“The Basel Accord, also known as the Basel Accords, is a series of international agreements on banking regulations and capital adequacy standards developed by the Basel Committee on Banking Supervision (BCBS).

The Basel Committee is a forum consisting of central banks and regulatory authorities from around the world. It was established in 1974 by the central bank governors of the G10 countries (now G20) to enhance the supervision and regulation of the global banking system.

The first Basel Accord, known as Basel I, was introduced in 1988 and focused on establishing minimum capital requirements for banks based on the riskiness of their assets. Basel I required banks to maintain a minimum capital adequacy ratio (CAR) of 8% of their risk-weighted assets.

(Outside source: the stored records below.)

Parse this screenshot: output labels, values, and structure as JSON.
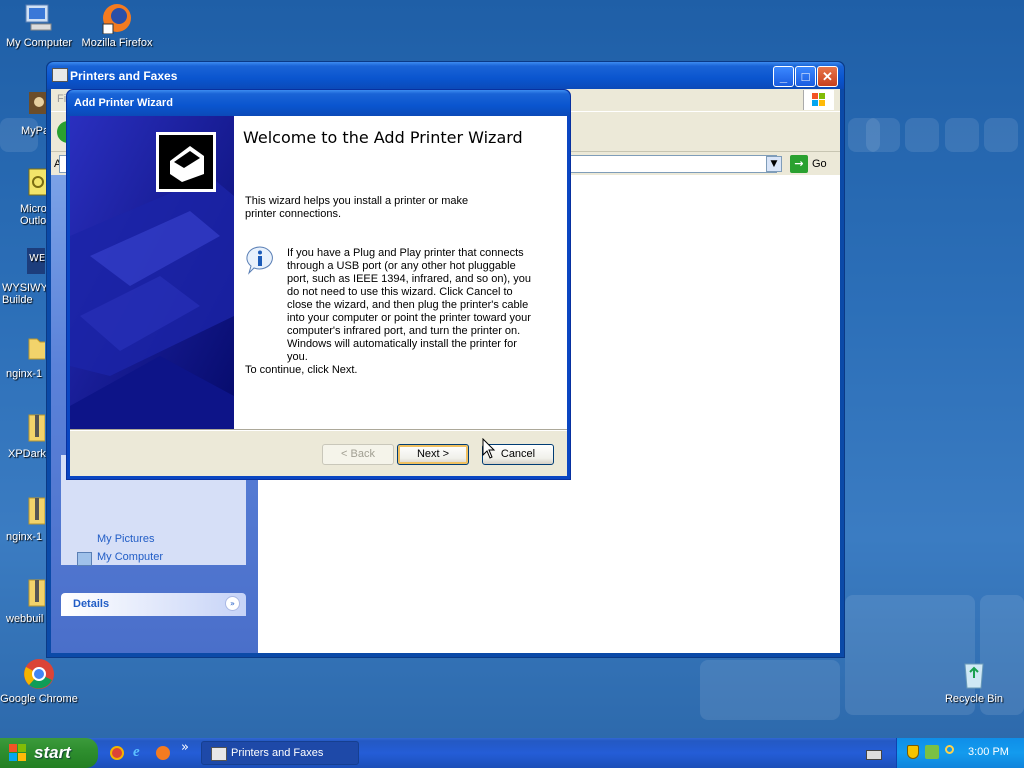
{
  "desktop": {
    "icons": [
      {
        "label": "My Computer"
      },
      {
        "label": "Mozilla Firefox"
      },
      {
        "label": "MyPa"
      },
      {
        "label": "Micros Outlo"
      },
      {
        "label": "WYSIWY Builde"
      },
      {
        "label": "nginx-1"
      },
      {
        "label": "XPDarkl"
      },
      {
        "label": "nginx-1"
      },
      {
        "label": "webbuil"
      },
      {
        "label": "Google Chrome"
      },
      {
        "label": "Recycle Bin"
      }
    ]
  },
  "printers_window": {
    "title": "Printers and Faxes",
    "address_label": "Ad",
    "go_label": "Go",
    "menu_stub": "Fi",
    "tasks": {
      "my_pictures": "My Pictures",
      "my_computer": "My Computer"
    },
    "details_header": "Details"
  },
  "wizard": {
    "title": "Add Printer Wizard",
    "heading": "Welcome to the Add Printer Wizard",
    "intro": "This wizard helps you install a printer or make printer connections.",
    "info": "If you have a Plug and Play printer that connects through a USB port (or any other hot pluggable port, such as IEEE 1394, infrared, and so on), you do not need to use this wizard. Click Cancel to close the wizard, and then plug the printer's cable into your computer or point the printer toward your computer's infrared port, and turn the printer on. Windows will automatically install the printer for you.",
    "continue": "To continue, click Next.",
    "buttons": {
      "back": "< Back",
      "next": "Next >",
      "cancel": "Cancel"
    }
  },
  "taskbar": {
    "start": "start",
    "task_button": "Printers and Faxes",
    "overflow": "»",
    "clock": "3:00 PM"
  }
}
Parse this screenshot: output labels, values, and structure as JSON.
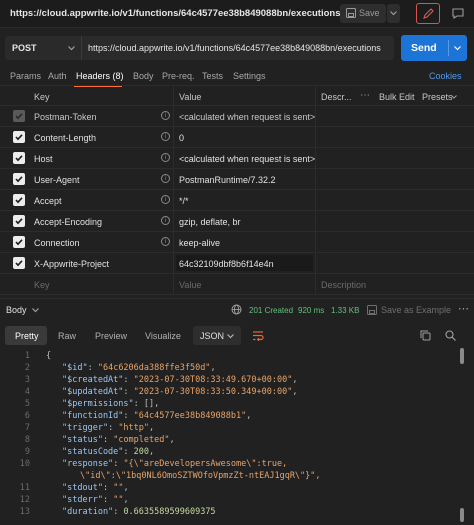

The second Basel Accord, known as Basel II, was introduced in 2004 and was a more comprehensive framework that aimed to improve risk management practices and increase the accuracy of capital requirements for banks. Basel II allowed banks to use internal risk models to calculate their capital requirements based on their specific risk profiles.

The third Basel Accord, known as Basel III, was introduced in response to the global financial crisis of 2008 and aimed to strengthen the regulatory framework for banks by increasing capital requirements, introducing new liquidity standards, and enhancing the supervision of banks by regulators.

Overall, the Basel Accords represent an important global effort to ensure the stability and soundness of the banking system by establishing minimum standards for capital adequacy and risk management practices.”